Untreated Sleep Apnoea May Speed Heart Ageing And Raise Early-Death Risk, Study Finds
The common sleep disorder that could have grave consequences if left untreated
Leaving obstructive sleep apnoea untreated may accelerate the biological ageing of the heart and increase the risk of premature death, new research in a mouse model suggests. The study links repeated drops in blood oxygen during sleep to lasting damage to cardiovascular structure and function.
What Is Sleep Apnoea?
Obstructive sleep apnoea is a common breathing disorder that occurs during sleep and causes repeated pauses or irregularities in breathing. Episodes can last from a few seconds to minutes and often lead to daytime sleepiness, loud snoring and persistent fatigue despite adequate time in bed.
The Study And Key Findings
Researchers used a specialised mouse model to mimic the intermittent falls in blood oxygen — called intermittent hypoxia — that characterise obstructive sleep apnoea. They followed animals throughout their lifespans to assess how chronic exposure to fluctuating oxygen levels affected heart health.

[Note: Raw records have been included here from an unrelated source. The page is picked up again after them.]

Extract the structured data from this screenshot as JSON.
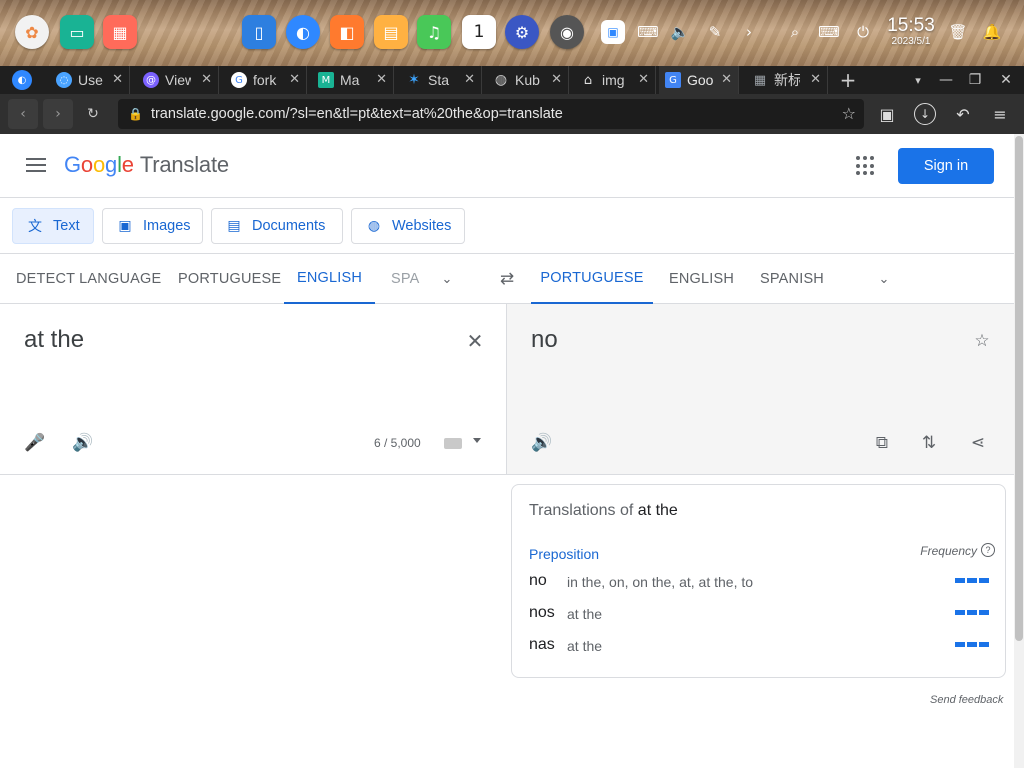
{
  "taskbar": {
    "apps": [
      {
        "icon": "launcher-icon",
        "color": "#f2f2f2"
      },
      {
        "icon": "terminal-icon",
        "color": "#19b394"
      },
      {
        "icon": "app-store-icon",
        "color": "#ff6b5a"
      },
      {
        "icon": "file-manager-icon",
        "color": "#2d7fe0"
      },
      {
        "icon": "browser-icon",
        "color": "#2f88ff"
      },
      {
        "icon": "store-bag-icon",
        "color": "#ff7a2e"
      },
      {
        "icon": "photos-icon",
        "color": "#ffb142"
      },
      {
        "icon": "music-icon",
        "color": "#49c858"
      },
      {
        "icon": "calendar-icon",
        "color": "#ffffff"
      },
      {
        "icon": "settings-icon",
        "color": "#3a57c4"
      },
      {
        "icon": "disk-icon",
        "color": "#555555"
      }
    ],
    "calendar_day": "1",
    "clock_time": "15:53",
    "clock_date": "2023/5/1"
  },
  "tabs": [
    {
      "title": "",
      "favicon_color": "#2f88ff",
      "active": false
    },
    {
      "title": "Use",
      "favicon_color": "#4aa3ff",
      "active": false
    },
    {
      "title": "View",
      "favicon_color": "#7b61ff",
      "active": false
    },
    {
      "title": "fork",
      "favicon_color": "#ffffff",
      "active": false
    },
    {
      "title": "Ma",
      "favicon_color": "#19b394",
      "active": false
    },
    {
      "title": "Sta",
      "favicon_color": "#3da5ff",
      "active": false
    },
    {
      "title": "Kub",
      "favicon_color": "#888888",
      "active": false
    },
    {
      "title": "img",
      "favicon_color": "#cccccc",
      "active": false
    },
    {
      "title": "Goo",
      "favicon_color": "#4285f4",
      "active": true
    },
    {
      "title": "新标",
      "favicon_color": "#9aa0a6",
      "active": false
    }
  ],
  "address_bar": {
    "url": "translate.google.com/?sl=en&tl=pt&text=at%20the&op=translate"
  },
  "header": {
    "logo_letters": [
      "G",
      "o",
      "o",
      "g",
      "l",
      "e"
    ],
    "product": "Translate",
    "signin_label": "Sign in"
  },
  "modes": [
    {
      "label": "Text",
      "icon": "text-translate-icon",
      "active": true
    },
    {
      "label": "Images",
      "icon": "image-icon",
      "active": false
    },
    {
      "label": "Documents",
      "icon": "document-icon",
      "active": false
    },
    {
      "label": "Websites",
      "icon": "globe-icon",
      "active": false
    }
  ],
  "source_langs": [
    "DETECT LANGUAGE",
    "PORTUGUESE",
    "ENGLISH",
    "SPA"
  ],
  "target_langs": [
    "PORTUGUESE",
    "ENGLISH",
    "SPANISH"
  ],
  "source": {
    "text": "at the",
    "char_count": "6 / 5,000"
  },
  "target": {
    "text": "no"
  },
  "dictionary": {
    "title_prefix": "Translations of",
    "title_term": "at the",
    "pos": "Preposition",
    "frequency_label": "Frequency",
    "entries": [
      {
        "word": "no",
        "synonyms": "in the, on, on the, at, at the, to",
        "frequency": 3
      },
      {
        "word": "nos",
        "synonyms": "at the",
        "frequency": 3
      },
      {
        "word": "nas",
        "synonyms": "at the",
        "frequency": 3
      }
    ]
  },
  "send_feedback": "Send feedback",
  "colors": {
    "accent": "#1a73e8",
    "active_text": "#1967d2"
  }
}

Compared with control animals kept under normal oxygen conditions, mice exposed to intermittent hypoxia experienced a substantially higher risk of death. The team observed multiple signs consistent with accelerated cardiac ageing, including:
Picture of a patient undergoing CPAP (American Thoracic Society)
- Raised blood pressure
- Impaired systolic and diastolic (pumping and filling) heart function
- Reduced blood-vessel flexibility (vascular stiffening)
- Lower coronary (heart) reserve
- Abnormalities in the heart's electrical activity (ECG changes)
Compared to controls, IH (intermittent hypoxia) mice exhibited higher mortality, elevated blood pressure, impaired systolic and diastolic function, vascular stiffening, reduced coronary reserve, and ECG abnormalities.
Implications
The findings support the view that chronic intermittent oxygen deprivation — as occurs in untreated obstructive sleep apnoea — imposes cumulative stress on the cardiovascular system that can reshape the heart's structure and function and potentially shorten lifespan.
Study authors emphasise the clinical importance of early diagnosis and treatment of sleep-disordered breathing. Common interventions include lifestyle changes, positional therapy, and continuous positive airway pressure (CPAP) therapy, which delivers pressurised air through a mask during sleep.
Although this research was performed in mice and direct translation to humans requires caution, the results reinforce existing concerns about the systemic effects of untreated sleep apnoea. The authors also call for improved screening and access to treatment, especially in rural and underserved communities where cardiovascular disease is often more prevalent and resources are limited.
Note: This article summarises a preclinical animal study. Patients with sleep problems should consult a healthcare professional for personalised advice and diagnosis.